I was and am still rooting for other infused drinks to help grow the market, but new operators have underestimated the amount of homework and preparation it takes to build a truly great product inside cannabis; one that tastes great, achieves functionality, and has relatable branding, not to mention the extra costs and labor from industry compliance.
Aluminum Cans
Childproof Lids
Cardboard Trays
Flavors
Juices
THC/CBD
Shrink Sleeving
Packing/Sorting
Canning Line
Lab Compliance Testing
And since beverages are still fighting for dispensary sales with heavy customer incentives that are eaten by operators, margins further compress.
A good Harvard Business Review piece breaks down common mistakes with product launches.
Mission Oriented Team
CANN had an incredibly smart and high-pedigree team. Both Luke and Jake met at Harvard Business School while other execs had jumped ship from leadership roles on Wall Street and Big Three firms to join in early 2019.
But pedigree didn’t solve everything, the opportunity to build something that no one had ever done before — THAT was it. It was different and created a sense of responsibility that pushed us to stand outside Barry’s and ask gym goers to pinky promise to buy our product on Eaze, to camp outside dispensaries for hours to get five minutes of a dispensary buyer’s time, to spend seven days a week pitching samples inside shops while passing samples out of a branded trike.

Selling into stores where consumers don’t even know beverages exist, let alone a micro-dose seltzer became grueling. Beverages are typically only 1-2% of dispensary sales, assuming they’re even sold.
But struggle created relatability that forged bond — it helped make the team relentless.
We didn’t just pitch a new buyer on the product, we pitched them on how we’d sell it. Launch week. Week 1. Week 2. Week 3. Customer incentives. Budtender incentives. BOGOs. Partnerships with other brands. SMS and email blast campaigns. Daily store pop-ups with undosed samples. Raffles. Display builds. Merch incentives. Gift card incentives. Dominos, iced coffees, donuts. I’d offer my own cash to get us in.
We’d find a yes.
I was out of my league coming into sales for the first time, but after a few stutters at my first pop-ups/samplings, it became crisper and I developed a rhythm. I’d deliver the same pitch, hundreds and thousands of times to dispensary customers; and it kept getting better.

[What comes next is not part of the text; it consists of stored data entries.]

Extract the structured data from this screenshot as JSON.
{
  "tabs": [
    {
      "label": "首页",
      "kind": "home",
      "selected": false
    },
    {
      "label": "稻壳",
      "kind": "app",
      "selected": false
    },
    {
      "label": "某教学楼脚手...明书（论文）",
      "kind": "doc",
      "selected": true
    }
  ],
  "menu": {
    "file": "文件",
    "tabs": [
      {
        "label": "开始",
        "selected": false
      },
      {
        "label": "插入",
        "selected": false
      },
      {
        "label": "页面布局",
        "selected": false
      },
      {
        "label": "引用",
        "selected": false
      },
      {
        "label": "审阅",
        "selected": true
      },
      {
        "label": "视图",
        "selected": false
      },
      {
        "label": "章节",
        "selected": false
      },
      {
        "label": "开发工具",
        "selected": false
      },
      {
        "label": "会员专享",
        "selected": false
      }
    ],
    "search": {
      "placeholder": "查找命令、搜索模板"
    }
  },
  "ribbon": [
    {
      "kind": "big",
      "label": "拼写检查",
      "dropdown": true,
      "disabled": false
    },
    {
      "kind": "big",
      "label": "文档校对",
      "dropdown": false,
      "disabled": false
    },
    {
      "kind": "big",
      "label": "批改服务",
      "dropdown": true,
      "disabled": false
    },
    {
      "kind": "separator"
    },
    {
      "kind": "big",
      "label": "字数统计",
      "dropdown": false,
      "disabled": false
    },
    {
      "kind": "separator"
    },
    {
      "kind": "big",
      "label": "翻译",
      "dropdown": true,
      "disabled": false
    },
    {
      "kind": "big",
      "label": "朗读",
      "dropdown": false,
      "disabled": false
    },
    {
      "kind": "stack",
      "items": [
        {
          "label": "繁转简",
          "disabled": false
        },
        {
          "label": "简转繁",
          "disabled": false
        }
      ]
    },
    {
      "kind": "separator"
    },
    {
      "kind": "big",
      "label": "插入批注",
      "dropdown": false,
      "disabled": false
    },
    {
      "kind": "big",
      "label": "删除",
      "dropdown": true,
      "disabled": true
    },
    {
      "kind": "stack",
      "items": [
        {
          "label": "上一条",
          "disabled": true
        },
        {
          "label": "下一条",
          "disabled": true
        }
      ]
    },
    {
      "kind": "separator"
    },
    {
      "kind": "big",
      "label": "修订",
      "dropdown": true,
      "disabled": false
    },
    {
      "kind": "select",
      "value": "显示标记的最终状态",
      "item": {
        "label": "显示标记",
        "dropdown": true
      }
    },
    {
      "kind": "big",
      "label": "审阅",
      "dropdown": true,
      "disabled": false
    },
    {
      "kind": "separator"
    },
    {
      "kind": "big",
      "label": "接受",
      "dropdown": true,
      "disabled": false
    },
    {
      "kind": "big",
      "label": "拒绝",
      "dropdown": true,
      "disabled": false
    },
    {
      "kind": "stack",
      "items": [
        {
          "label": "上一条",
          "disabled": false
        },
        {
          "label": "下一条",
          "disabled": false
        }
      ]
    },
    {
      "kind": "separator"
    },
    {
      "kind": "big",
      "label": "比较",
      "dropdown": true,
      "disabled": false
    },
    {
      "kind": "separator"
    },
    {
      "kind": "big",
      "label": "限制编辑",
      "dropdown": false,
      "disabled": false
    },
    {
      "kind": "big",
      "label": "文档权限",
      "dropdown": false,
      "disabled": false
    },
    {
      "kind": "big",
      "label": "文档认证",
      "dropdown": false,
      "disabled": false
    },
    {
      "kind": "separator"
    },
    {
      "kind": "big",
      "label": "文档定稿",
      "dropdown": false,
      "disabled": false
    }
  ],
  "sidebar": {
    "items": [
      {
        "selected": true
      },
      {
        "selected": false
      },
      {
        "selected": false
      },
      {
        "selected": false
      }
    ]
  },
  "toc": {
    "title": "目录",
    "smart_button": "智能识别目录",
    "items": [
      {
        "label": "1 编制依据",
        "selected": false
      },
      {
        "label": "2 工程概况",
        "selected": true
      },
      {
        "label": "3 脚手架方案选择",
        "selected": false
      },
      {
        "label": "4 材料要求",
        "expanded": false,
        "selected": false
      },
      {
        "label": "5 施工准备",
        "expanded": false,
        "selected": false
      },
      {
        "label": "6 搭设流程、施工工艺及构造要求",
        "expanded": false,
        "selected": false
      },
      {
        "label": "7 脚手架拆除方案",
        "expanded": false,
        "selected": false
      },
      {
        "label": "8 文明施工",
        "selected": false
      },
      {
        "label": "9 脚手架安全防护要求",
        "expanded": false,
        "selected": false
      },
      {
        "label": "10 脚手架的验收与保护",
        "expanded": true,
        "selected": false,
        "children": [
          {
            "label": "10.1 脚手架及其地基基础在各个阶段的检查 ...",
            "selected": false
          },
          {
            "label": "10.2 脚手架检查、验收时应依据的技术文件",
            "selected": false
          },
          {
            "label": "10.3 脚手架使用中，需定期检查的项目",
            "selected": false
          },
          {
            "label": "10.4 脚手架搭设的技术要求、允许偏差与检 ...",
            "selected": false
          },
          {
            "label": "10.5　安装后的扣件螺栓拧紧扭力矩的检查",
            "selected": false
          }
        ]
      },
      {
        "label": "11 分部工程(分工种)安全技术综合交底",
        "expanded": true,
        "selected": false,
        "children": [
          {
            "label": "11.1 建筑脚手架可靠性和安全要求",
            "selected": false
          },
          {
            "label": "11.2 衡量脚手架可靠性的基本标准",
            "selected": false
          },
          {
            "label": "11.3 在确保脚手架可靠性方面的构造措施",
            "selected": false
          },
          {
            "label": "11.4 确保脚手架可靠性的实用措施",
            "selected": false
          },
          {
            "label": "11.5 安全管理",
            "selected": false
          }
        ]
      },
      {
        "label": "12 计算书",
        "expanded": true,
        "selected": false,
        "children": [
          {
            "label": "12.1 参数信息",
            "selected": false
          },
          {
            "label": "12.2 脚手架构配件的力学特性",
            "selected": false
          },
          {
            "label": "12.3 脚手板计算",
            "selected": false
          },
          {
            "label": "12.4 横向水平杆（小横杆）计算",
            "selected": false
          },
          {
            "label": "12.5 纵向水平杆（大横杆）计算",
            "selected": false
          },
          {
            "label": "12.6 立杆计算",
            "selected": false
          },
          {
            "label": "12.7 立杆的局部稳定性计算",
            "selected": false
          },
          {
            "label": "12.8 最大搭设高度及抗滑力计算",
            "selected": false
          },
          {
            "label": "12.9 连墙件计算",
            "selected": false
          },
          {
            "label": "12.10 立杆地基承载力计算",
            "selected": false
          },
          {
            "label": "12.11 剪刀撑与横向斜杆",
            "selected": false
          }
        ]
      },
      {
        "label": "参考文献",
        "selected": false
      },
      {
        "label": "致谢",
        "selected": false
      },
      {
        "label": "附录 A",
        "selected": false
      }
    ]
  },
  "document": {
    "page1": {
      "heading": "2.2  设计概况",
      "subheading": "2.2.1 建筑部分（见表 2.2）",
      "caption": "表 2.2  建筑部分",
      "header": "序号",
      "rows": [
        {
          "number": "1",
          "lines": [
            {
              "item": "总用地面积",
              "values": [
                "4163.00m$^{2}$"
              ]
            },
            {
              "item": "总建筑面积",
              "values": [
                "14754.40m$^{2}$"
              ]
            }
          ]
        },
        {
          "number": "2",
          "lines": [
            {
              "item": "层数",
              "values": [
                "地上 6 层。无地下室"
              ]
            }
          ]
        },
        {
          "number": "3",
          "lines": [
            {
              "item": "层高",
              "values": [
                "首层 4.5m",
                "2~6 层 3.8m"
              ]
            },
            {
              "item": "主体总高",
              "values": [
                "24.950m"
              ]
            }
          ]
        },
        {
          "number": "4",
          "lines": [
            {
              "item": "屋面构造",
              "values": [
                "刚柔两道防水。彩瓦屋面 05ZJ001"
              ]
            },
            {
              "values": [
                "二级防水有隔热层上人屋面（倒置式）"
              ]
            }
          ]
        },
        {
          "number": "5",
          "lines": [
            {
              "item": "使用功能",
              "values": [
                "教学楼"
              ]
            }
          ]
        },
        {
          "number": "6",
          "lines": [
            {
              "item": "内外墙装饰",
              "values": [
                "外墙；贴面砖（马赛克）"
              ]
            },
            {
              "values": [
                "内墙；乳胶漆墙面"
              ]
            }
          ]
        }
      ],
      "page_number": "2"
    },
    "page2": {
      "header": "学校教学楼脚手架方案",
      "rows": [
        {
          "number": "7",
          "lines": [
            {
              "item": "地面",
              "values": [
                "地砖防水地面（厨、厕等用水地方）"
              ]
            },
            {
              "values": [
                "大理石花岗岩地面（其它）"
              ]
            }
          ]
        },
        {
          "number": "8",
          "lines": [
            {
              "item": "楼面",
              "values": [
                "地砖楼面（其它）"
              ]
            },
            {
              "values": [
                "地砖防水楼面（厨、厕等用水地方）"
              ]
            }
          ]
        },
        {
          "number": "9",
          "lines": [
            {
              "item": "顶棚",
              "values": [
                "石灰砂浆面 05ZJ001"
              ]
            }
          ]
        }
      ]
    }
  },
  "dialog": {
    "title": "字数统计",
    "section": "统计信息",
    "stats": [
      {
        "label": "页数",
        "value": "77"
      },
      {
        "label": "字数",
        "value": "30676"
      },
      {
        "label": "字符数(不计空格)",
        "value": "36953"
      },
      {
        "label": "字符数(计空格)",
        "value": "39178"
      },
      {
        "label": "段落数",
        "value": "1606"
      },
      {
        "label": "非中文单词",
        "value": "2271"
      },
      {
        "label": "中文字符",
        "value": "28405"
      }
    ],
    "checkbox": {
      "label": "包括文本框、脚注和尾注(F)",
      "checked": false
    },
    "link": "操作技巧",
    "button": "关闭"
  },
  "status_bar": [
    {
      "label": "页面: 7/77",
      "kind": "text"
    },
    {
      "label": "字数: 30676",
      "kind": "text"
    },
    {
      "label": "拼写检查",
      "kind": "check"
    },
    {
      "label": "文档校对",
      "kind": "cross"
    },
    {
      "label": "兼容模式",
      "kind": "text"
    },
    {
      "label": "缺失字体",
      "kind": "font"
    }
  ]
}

I’d never ask for anything to start the pitch — only a free sample. I offered value in exchange for nothing, and once they tried it, they turned into layups. Nine out of ten times, I’d get the same or a similar overwhelmingly positive reaction:
“WOW, what is this??!”
I hope some of these stories and lessons can help current and future industry operators, especially new products and brands.
TL;DR
Take Your Time to Launch A
GoodGreat Product. The industry already has enough regulation challenges, don’t just build a brand and assume the Green Rush will do the work— do your homework, and obsess over R&D, and consumer feedback.Mission-Oriented Team. More enthusiastic and passionate early employees forge a culture, and a strong culture inspires employees to consistently engineer solutions when typical answers don’t exist. Don’t just hire on experience and intelligence -- everyone’s still writing the playbook in cannabis.
Design and Branding Matter. Be meticulous about every detail in packaging and brand aesthetic. Typography, color palettes, color contrasting, values. If a cannabis product is going to eventually compete against Whole Foods products, branding should appeal to as many consumer demographics as possible, not just binary (canna-curious/low dose vs legacy/heavy flower consumer).
Focus on Sell Thru. There’s only so much floor space (not to mention fridge space) in a dispensary, so how fast you can push product matters more than how many stores you can get into after launch. To increase same-store sales, deepening your relationships with buyers becomes a big advantage since it gives you priority and mind-space to run more marketing campaigns and activate more sell-thru promotions to keep products churning out the door. Have sell thru plans when you do sell-in to a buyer, not just a product and a sell sheet.